FastAV: Efficient Token Pruning for Audio-Visual Large Language Model Inference
Chaeyoung Jung, Youngjoon Jang, Seungwoo Lee, Joon Son Chung
TL;DR
FastAV tackles the high computational cost of AV-LLMs by introducing attention rollout-guided two-stage token pruning. The method globally prunes tokens in mid layers using rollout to remove less informative tokens, then fine-prunes with last-query token scores using $s^l = \text{mean}_{h}(\text{softmax}(Q^l_{\text{last}} (K^l)^T))$ to minimize harm to next-token prediction, all without full attention maps and with compatibility to FlashAttention.
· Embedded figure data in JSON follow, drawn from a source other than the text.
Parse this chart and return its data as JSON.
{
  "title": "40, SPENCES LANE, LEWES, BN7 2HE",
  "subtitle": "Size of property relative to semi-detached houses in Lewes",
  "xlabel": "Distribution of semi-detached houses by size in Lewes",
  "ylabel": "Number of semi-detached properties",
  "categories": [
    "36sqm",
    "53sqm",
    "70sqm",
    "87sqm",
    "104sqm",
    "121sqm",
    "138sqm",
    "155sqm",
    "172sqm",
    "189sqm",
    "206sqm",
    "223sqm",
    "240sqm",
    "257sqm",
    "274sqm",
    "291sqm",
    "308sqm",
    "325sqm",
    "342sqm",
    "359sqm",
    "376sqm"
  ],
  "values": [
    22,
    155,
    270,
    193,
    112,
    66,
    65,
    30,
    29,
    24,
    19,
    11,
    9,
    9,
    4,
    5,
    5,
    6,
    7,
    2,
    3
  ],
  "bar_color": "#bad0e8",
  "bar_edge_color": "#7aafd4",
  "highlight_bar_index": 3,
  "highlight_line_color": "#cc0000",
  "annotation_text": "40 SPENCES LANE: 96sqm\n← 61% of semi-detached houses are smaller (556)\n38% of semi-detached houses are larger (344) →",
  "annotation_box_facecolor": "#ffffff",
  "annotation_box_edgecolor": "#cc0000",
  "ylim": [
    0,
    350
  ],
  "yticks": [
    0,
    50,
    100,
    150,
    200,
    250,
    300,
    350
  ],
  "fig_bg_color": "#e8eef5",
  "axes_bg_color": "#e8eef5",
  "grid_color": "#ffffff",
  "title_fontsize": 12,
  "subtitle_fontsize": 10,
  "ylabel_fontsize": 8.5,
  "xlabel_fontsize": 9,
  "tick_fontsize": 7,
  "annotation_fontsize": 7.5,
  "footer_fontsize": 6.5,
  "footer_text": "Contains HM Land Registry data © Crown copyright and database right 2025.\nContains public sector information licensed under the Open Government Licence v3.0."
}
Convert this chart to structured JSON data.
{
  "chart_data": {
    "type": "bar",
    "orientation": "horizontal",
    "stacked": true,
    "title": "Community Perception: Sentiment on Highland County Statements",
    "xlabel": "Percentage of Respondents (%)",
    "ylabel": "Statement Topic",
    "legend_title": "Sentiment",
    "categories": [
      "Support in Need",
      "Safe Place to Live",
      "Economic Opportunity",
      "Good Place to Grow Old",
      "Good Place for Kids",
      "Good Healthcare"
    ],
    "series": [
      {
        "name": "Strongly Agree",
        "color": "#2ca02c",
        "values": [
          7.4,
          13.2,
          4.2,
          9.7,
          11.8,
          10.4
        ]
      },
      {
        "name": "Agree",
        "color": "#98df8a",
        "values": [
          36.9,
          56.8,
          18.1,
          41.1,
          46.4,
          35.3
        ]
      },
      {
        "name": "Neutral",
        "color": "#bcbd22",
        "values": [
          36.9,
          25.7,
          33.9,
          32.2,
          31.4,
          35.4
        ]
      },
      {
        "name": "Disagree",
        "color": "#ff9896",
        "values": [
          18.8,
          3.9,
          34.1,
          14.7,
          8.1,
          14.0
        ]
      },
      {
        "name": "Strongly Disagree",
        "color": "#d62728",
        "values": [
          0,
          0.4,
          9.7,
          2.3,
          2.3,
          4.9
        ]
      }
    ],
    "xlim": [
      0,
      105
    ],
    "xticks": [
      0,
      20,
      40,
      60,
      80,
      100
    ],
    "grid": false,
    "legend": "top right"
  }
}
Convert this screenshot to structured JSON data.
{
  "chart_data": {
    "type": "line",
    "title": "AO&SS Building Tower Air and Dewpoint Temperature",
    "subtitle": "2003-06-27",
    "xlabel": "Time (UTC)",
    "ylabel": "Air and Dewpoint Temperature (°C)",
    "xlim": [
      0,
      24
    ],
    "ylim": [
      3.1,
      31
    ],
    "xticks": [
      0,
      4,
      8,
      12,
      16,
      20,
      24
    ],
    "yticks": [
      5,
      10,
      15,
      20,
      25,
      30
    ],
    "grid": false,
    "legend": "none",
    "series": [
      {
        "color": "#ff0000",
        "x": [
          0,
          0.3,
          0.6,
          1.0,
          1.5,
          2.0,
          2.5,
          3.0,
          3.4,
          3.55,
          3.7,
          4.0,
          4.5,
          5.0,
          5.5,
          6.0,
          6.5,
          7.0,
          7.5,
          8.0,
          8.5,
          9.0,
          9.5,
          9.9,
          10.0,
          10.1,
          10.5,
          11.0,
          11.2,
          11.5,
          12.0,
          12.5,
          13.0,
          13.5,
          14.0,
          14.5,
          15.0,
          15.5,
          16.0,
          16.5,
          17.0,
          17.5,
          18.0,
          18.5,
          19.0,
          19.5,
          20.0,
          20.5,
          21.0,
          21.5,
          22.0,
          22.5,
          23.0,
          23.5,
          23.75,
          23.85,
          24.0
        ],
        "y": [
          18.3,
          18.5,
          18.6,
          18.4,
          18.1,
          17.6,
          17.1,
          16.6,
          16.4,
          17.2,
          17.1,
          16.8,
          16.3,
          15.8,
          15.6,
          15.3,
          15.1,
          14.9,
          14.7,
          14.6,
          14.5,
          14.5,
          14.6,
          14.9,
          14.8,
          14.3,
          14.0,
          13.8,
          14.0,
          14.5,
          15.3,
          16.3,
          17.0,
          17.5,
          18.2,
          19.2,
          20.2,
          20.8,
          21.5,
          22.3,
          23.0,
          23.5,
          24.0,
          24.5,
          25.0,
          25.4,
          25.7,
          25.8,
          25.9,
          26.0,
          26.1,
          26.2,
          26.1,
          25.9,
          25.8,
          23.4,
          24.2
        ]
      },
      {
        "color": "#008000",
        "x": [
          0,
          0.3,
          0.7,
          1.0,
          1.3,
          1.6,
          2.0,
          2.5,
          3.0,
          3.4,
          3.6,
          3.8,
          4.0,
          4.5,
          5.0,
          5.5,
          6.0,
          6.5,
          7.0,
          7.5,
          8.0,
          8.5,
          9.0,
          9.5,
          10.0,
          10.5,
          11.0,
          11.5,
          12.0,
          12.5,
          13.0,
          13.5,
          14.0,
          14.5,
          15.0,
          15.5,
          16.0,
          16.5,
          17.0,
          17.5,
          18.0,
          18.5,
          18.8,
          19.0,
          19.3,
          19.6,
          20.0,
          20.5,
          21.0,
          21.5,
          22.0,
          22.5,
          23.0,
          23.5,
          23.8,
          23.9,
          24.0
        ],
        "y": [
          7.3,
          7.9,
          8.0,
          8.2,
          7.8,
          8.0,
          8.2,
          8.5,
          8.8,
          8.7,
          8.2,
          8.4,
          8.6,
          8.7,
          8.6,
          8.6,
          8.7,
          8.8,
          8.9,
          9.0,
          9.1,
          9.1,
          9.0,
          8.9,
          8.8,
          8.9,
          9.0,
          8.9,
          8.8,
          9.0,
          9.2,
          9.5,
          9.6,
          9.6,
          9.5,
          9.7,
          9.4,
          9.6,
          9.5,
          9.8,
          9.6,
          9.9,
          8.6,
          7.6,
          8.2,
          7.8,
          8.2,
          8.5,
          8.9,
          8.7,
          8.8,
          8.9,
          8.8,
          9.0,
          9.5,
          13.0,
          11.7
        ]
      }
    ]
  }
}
On VideoLLaMA2 and video-SALMONN2, FastAV achieves over 40% FLOPs reduction while maintaining or improving accuracy across AVQA, MUSIC-AVQA, and AVHBench, including dramatic reductions in audio tokens (e.g., from 1496 to 10). This enables efficient processing of long multimodal inputs and demonstrates practical impact for deploying AV-LLMs in real-time or resource-constrained settings.
Abstract
In this work, we present FastAV, the first token pruning framework tailored for audio-visual large language models (AV-LLMs). While token pruning has been actively explored in standard large language models (LLMs) and vision-language models (LVLMs), its application to AV-LLMs has received little attention, even though multimodal integration substantially increases their token demands. To address this gap, we introduce a pruning strategy that utilizes attention weights to identify tokens emphasized at different stages and estimates their importance. Building on this analysis, FastAV applies a two-stage pruning strategy: (1) global pruning in intermediate layers to remove broadly less influential tokens, and (2) fine pruning in later layers considering the impact on next token generation. Notably, our method does not rely on full attention maps, which makes it fully compatible with efficient attention mechanisms such as FlashAttention. Extensive experiments demonstrate that FastAV reduces FLOPs by more than 40% on two representative AV-LLMs, while preserving or even improving model performance.